As he hit the last notes, Suzy leaned out of the upstairs bedroom window with an awkward grimace on her face. “Thank you, Leslie! That will do! Very good!” she shouted. While she was enjoying the attention from Sergeant Murray, she was finding it a little weird too.
“Fare thee well then! See you tonight, my sweet!” shouted Sergeant Murray, prancing merrily off down the street.
Repairing his Pontiac in the driveway next door, Dion watched the sergeant depart too, with an odd look on his face.
Rose pulled on some clothes, tamed her frizzy hair into a ponytail, grabbed Bubbles and went to see Merdyn, who was working feverishly in the shed, mixing up some kind of potion. There were bubbling pots and glass flasks on every shelf and strange mixtures stacked up in her mum’s Tupperware collection against the shed’s back wall.
“Are you working on my singing spell?” asked Rose hopefully.
“All in good time, impatient one. I have tonight’s battle to prepare for first.”
“Oh, and I think Bubbles has stopped talking and I don’t know why?” Rose added.
“The pinecone spell only lasteth a few days,” said Merdyn. “I suspect it has run out.”
“Can you renew it? I kind of miss him.”
“Heaven forfend, child!” Merdyn answered irritably. “Singing spells? Pinecone spells? I am a warlock! I have no time for such whimsy.”
He shook the bottle he was holding. Inside, the liquid turned blue to red to green, then went as clear as water. The air sizzled suddenly, and Rose could have sworn she saw sparks.
Merdyn’s face lit up as if he’d just created pure gold. “I’ve done it at last!” he announced with vigour. “The disenchantment potion – the trickiest, most feared spell in the land! I am so clever! With this, I shall rendereth Jerabo powerless, seizeth his spellbook and returneth home! Now to practise …”
Rose followed as Merdyn strode out into the back garden. It was perfect timing as Suzy was just heading into town. Rose had managed to persuade her to go to the hairdressers before their night out to the theatre – if only just to get the chocolate wrappers out of her hair. The plan was to get Merdyn warmed up for tonight’s wizard-versus-warlock duel while Mum was out. Rose felt a little uneasy about Merdyn’s
battle that evening, but she kept her thoughts to herself.
Kris had found himself a deckchair and was ready to watch the action from the patio. He would usually have been at work on a Saturday morning, but since the shopping mall had been closed down he was determined to enjoy his new-found unemployment. Merdyn, however, had other ideas.
“Get up off thy backside, thou scobberlotcher1! I needeth both of thee to assist. In fact, ideally I could do with three of thee.”
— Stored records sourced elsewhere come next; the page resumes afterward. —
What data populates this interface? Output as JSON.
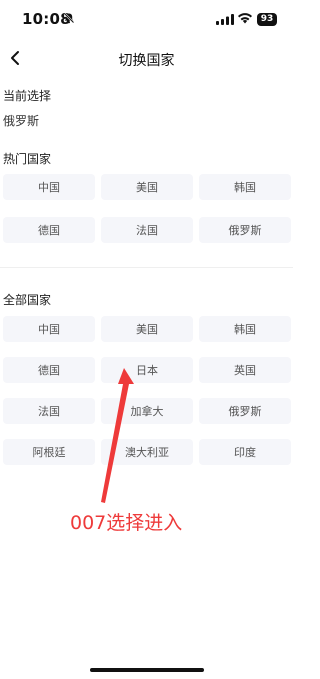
{
  "status_bar": {
    "time": "10:08",
    "battery": "93"
  },
  "nav": {
    "title": "切换国家"
  },
  "current": {
    "title": "当前选择",
    "value": "俄罗斯"
  },
  "hot": {
    "title": "热门国家",
    "countries": [
      "中国",
      "美国",
      "韩国",
      "德国",
      "法国",
      "俄罗斯"
    ]
  },
  "all": {
    "title": "全部国家",
    "countries": [
      "中国",
      "美国",
      "韩国",
      "德国",
      "日本",
      "英国",
      "法国",
      "加拿大",
      "俄罗斯",
      "阿根廷",
      "澳大利亚",
      "印度"
    ]
  },
  "annotation": {
    "text": "007选择进入",
    "color": "#ee3a3a"
  },
  "icons": {
    "back": "chevron-left-icon",
    "bell": "bell-slash-icon",
    "signal": "signal-icon",
    "wifi": "wifi-icon",
    "battery": "battery-icon"
  }
}
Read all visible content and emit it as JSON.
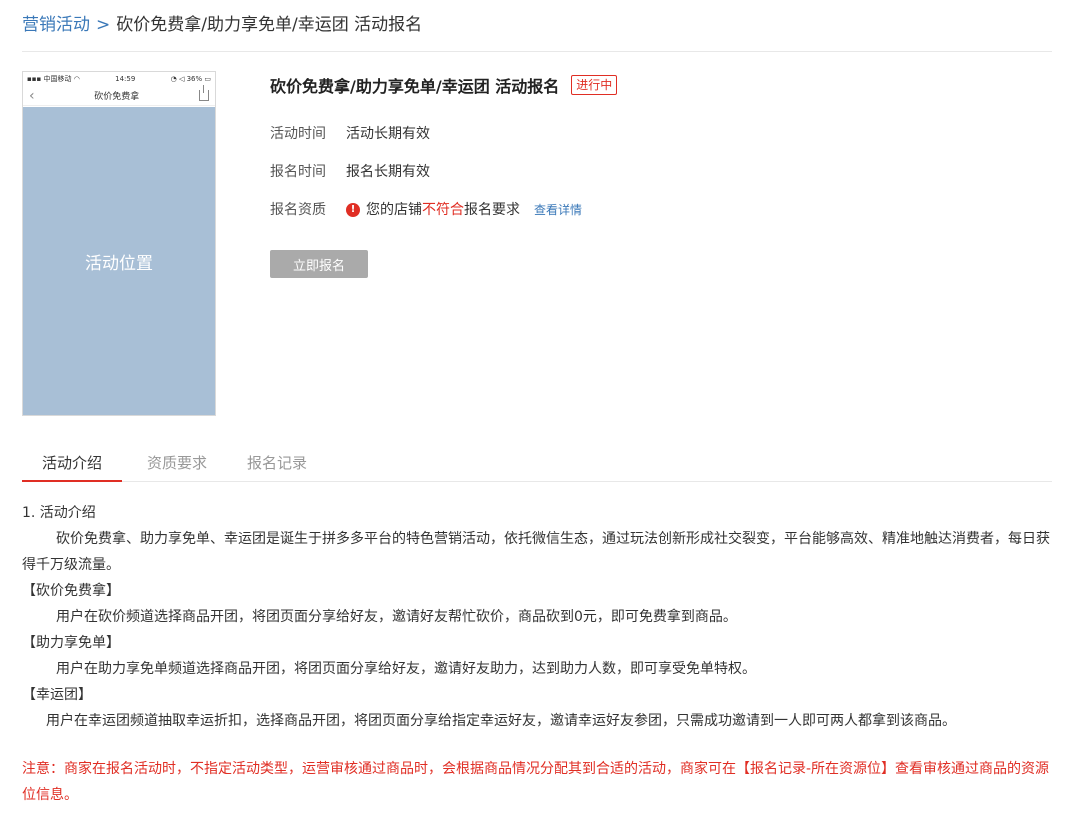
{
  "breadcrumb": {
    "parent": "营销活动",
    "separator": ">",
    "current": "砍价免费拿/助力享免单/幸运团 活动报名"
  },
  "phone_preview": {
    "carrier": "中国移动",
    "time": "14:59",
    "battery": "36%",
    "nav_title": "砍价免费拿",
    "placeholder": "活动位置"
  },
  "activity": {
    "title": "砍价免费拿/助力享免单/幸运团  活动报名",
    "status": "进行中",
    "rows": [
      {
        "label": "活动时间",
        "value": "活动长期有效"
      },
      {
        "label": "报名时间",
        "value": "报名长期有效"
      }
    ],
    "qualification": {
      "label": "报名资质",
      "prefix": "您的店铺",
      "highlight": "不符合",
      "suffix": "报名要求",
      "link": "查看详情"
    },
    "apply_button": "立即报名"
  },
  "tabs": [
    {
      "label": "活动介绍",
      "active": true
    },
    {
      "label": "资质要求",
      "active": false
    },
    {
      "label": "报名记录",
      "active": false
    }
  ],
  "intro": {
    "heading": "1. 活动介绍",
    "summary": "砍价免费拿、助力享免单、幸运团是诞生于拼多多平台的特色营销活动，依托微信生态，通过玩法创新形成社交裂变，平台能够高效、精准地触达消费者，每日获得千万级流量。",
    "sections": [
      {
        "title": "【砍价免费拿】",
        "text": "用户在砍价频道选择商品开团，将团页面分享给好友，邀请好友帮忙砍价，商品砍到0元，即可免费拿到商品。"
      },
      {
        "title": "【助力享免单】",
        "text": "用户在助力享免单频道选择商品开团，将团页面分享给好友，邀请好友助力，达到助力人数，即可享受免单特权。"
      },
      {
        "title": "【幸运团】",
        "text": "用户在幸运团频道抽取幸运折扣，选择商品开团，将团页面分享给指定幸运好友，邀请幸运好友参团，只需成功邀请到一人即可两人都拿到该商品。"
      }
    ],
    "notice": "注意：商家在报名活动时，不指定活动类型，运营审核通过商品时，会根据商品情况分配其到合适的活动，商家可在【报名记录-所在资源位】查看审核通过商品的资源位信息。"
  }
}
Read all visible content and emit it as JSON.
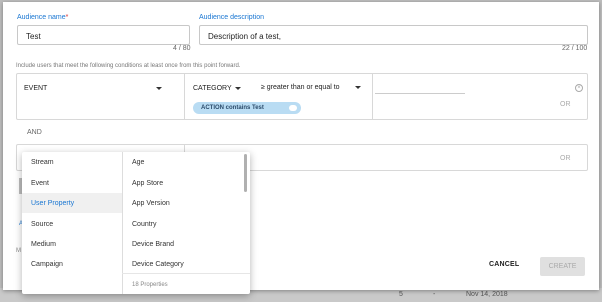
{
  "form": {
    "name_label": "Audience name",
    "name_required": "*",
    "name_value": "Test",
    "name_counter": "4 / 80",
    "desc_label": "Audience description",
    "desc_value": "Description of a test,",
    "desc_counter": "22 / 100",
    "hint": "Include users that meet the following conditions at least once from this point forward."
  },
  "condition": {
    "event_select": "EVENT",
    "category_select": "CATEGORY",
    "operator_select": "≥ greater than or equal to",
    "chip": "ACTION contains Test",
    "or_label": "OR",
    "and_label": "AND",
    "or_label_2": "OR"
  },
  "dropdown": {
    "categories": [
      "Stream",
      "Event",
      "User Property",
      "Source",
      "Medium",
      "Campaign"
    ],
    "active_category": "User Property",
    "properties": [
      "Age",
      "App Store",
      "App Version",
      "Country",
      "Device Brand",
      "Device Category"
    ],
    "count": "18 Properties"
  },
  "stubs": {
    "a": "A",
    "m": "M"
  },
  "actions": {
    "cancel": "CANCEL",
    "create": "CREATE"
  },
  "background_row": {
    "num": "5",
    "dash": "-",
    "date": "Nov 14, 2018"
  },
  "colors": {
    "accent": "#1976d2",
    "chip": "#b9dcf3"
  }
}
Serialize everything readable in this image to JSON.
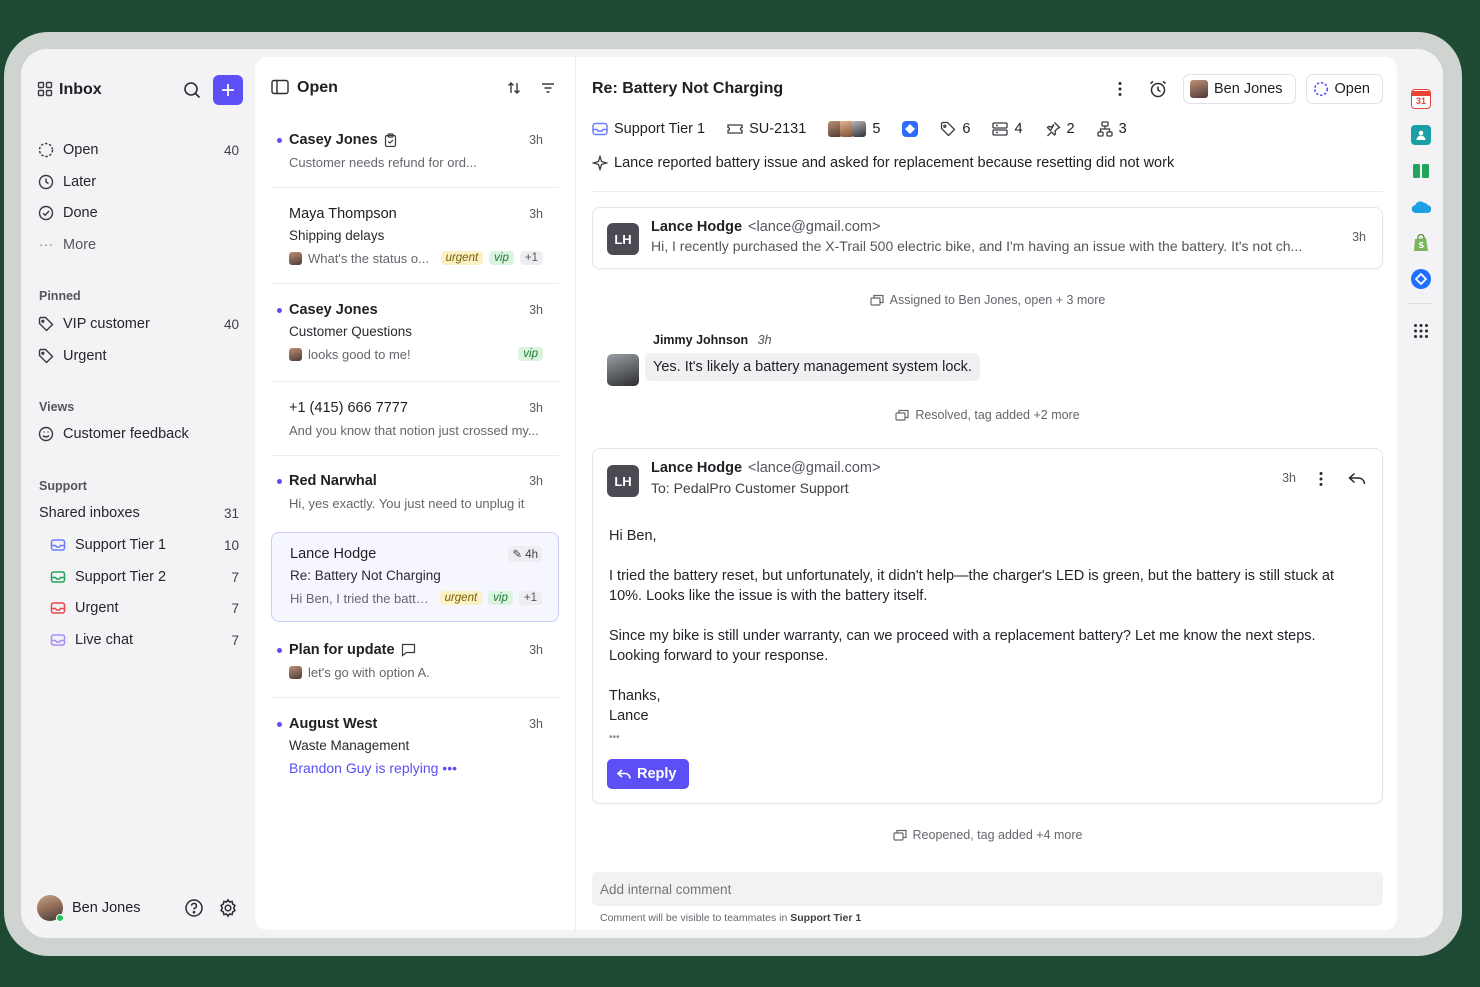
{
  "sidebar": {
    "title": "Inbox",
    "items": [
      {
        "label": "Open",
        "count": "40"
      },
      {
        "label": "Later",
        "count": ""
      },
      {
        "label": "Done",
        "count": ""
      },
      {
        "label": "More",
        "count": ""
      }
    ],
    "pinned_header": "Pinned",
    "pinned": [
      {
        "label": "VIP customer",
        "count": "40"
      },
      {
        "label": "Urgent",
        "count": ""
      }
    ],
    "views_header": "Views",
    "views": [
      {
        "label": "Customer feedback"
      }
    ],
    "support_header": "Support",
    "shared": {
      "label": "Shared inboxes",
      "count": "31"
    },
    "inboxes": [
      {
        "label": "Support Tier 1",
        "count": "10",
        "color": "#6b7cff"
      },
      {
        "label": "Support Tier 2",
        "count": "7",
        "color": "#22a45d"
      },
      {
        "label": "Urgent",
        "count": "7",
        "color": "#e5484d"
      },
      {
        "label": "Live chat",
        "count": "7",
        "color": "#a78bfa"
      }
    ],
    "user": "Ben Jones"
  },
  "list": {
    "title": "Open",
    "conversations": [
      {
        "name": "Casey Jones",
        "time": "3h",
        "preview": "Customer needs refund for ord..."
      },
      {
        "name": "Maya Thompson",
        "time": "3h",
        "subject": "Shipping delays",
        "preview": "What's the status o...",
        "tags": [
          "urgent",
          "vip",
          "+1"
        ]
      },
      {
        "name": "Casey Jones",
        "time": "3h",
        "subject": "Customer Questions",
        "preview": "looks good to me!",
        "tags": [
          "vip"
        ]
      },
      {
        "name": "+1 (415) 666 7777",
        "time": "3h",
        "preview": "And you know that notion just crossed my..."
      },
      {
        "name": "Red Narwhal",
        "time": "3h",
        "preview": "Hi, yes exactly. You just need to unplug it"
      },
      {
        "name": "Lance Hodge",
        "time": "4h",
        "subject": "Re: Battery Not Charging",
        "preview": "Hi Ben, I tried the batte...",
        "tags": [
          "urgent",
          "vip",
          "+1"
        ]
      },
      {
        "name": "Plan for update",
        "time": "3h",
        "preview": "let's go with option A."
      },
      {
        "name": "August West",
        "time": "3h",
        "subject": "Waste Management",
        "preview": "Brandon Guy is replying"
      }
    ]
  },
  "thread": {
    "subject": "Re: Battery Not Charging",
    "assignee": "Ben Jones",
    "status": "Open",
    "meta": {
      "inbox": "Support Tier 1",
      "ticket": "SU-2131",
      "participants": "5",
      "tags": "6",
      "b": "4",
      "pins": "2",
      "links": "3"
    },
    "summary": "Lance reported battery issue and asked for replacement because resetting did not work",
    "msg1": {
      "initials": "LH",
      "name": "Lance Hodge",
      "email": "<lance@gmail.com>",
      "time": "3h",
      "preview": "Hi, I recently purchased the X-Trail 500 electric bike, and I'm having an issue with the battery. It's not ch..."
    },
    "event1": "Assigned to Ben Jones, open + 3 more",
    "comment": {
      "name": "Jimmy Johnson",
      "time": "3h",
      "text": "Yes. It's likely a battery management system lock."
    },
    "event2": "Resolved, tag added +2 more",
    "msg2": {
      "initials": "LH",
      "name": "Lance Hodge",
      "email": "<lance@gmail.com>",
      "to": "To: PedalPro Customer Support",
      "time": "3h",
      "p1": "Hi Ben,",
      "p2": "I tried the battery reset, but unfortunately, it didn't help—the charger's LED is green, but the battery is still stuck at 10%. Looks like the issue is with the battery itself.",
      "p3": "Since my bike is still under warranty, can we proceed with a replacement battery? Let me know the next steps. Looking forward to your response.",
      "p4a": "Thanks,",
      "p4b": "Lance",
      "ellipsis": "•••",
      "reply": "Reply"
    },
    "event3": "Reopened, tag added +4 more",
    "comment_placeholder": "Add internal comment",
    "hint_prefix": "Comment will be visible to teammates in",
    "hint_inbox": "Support Tier 1"
  },
  "rail": {
    "calendar_day": "31"
  }
}
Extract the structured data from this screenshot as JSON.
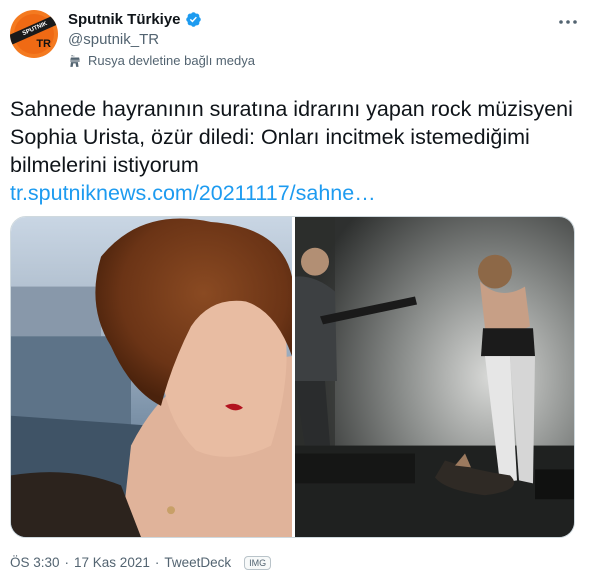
{
  "account": {
    "display_name": "Sputnik Türkiye",
    "handle": "@sputnik_TR",
    "avatar_band_text": "SPUTNIK",
    "avatar_text": "TR",
    "verified_icon": "verified-badge-icon",
    "label_icon": "state-media-icon",
    "label_text": "Rusya devletine bağlı medya"
  },
  "tweet": {
    "text": "Sahnede hayranının suratına idrarını yapan rock müzisyeni Sophia Urista, özür diledi: Onları incitmek istemediğimi bilmelerini istiyorum",
    "link_text": "tr.sputniknews.com/20211117/sahne…"
  },
  "media": {
    "photos": [
      {
        "name": "portrait-photo"
      },
      {
        "name": "concert-stage-photo"
      }
    ]
  },
  "meta": {
    "time": "ÖS 3:30",
    "separator": "·",
    "date": "17 Kas 2021",
    "source": "TweetDeck",
    "badge": "IMG"
  },
  "colors": {
    "text": "#0f1419",
    "secondary": "#536471",
    "link": "#1d9bf0",
    "verified": "#1d9bf0",
    "avatar": "#f47a20"
  }
}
“Good job I swung by then,” came a voice from the side of the house.
Rose looked up in surprise. It was Tamsin.
“Wouldn’t want to miss fireball training now, would I?” Tamsin grumped, trying to be cool. Nonetheless, she crossed the lawn to stand beside Rose with a small smile.
Merdyn put them all to work straight away.
First, he made them run across the lawn with garden implements raised above their heads. Kris ran with a spade. Merdyn swished his robe, pointed Thundarian, chanted “GELIDA GLACIA FROSTORA!” and – * ZZZZFRING!** – cast an ice spell that encased the blade in a block of ice. It was so heavy that Kris dropped it, and the ice shattered across the patio. Rose looked at Tamsin gleefully. WOW! This was going to be FUN.
Tamsin and Rose were next. They ran in zigzags across the lawn, holding up a rake and a pitchfork. BOOSH! Merdyn hit Tamsin’s rake with a fireball. She chucked it aside quickly, where it set fire to Rose’s favourite pear tree.
“Worry not. Merdyn the Wild is here to save the day!” said the warlock with a grin. He pointed Thundarian at the tree, causing torrential rain to pour down around it in a perfect circle, dousing the flames.
SHWING! Next Merdyn threw an invisible lasso around Rose’s pitchfork and pulled it back towards him. He had planned to catch it in his hand, but it missed – CRASH! – and went straight through the shed window.
“Oi!” shouted grumpy Mrs Arden three doors up. “Keep it down over there!”
“Bit rusty,” murmured Merdyn. “This is why I need the practice!”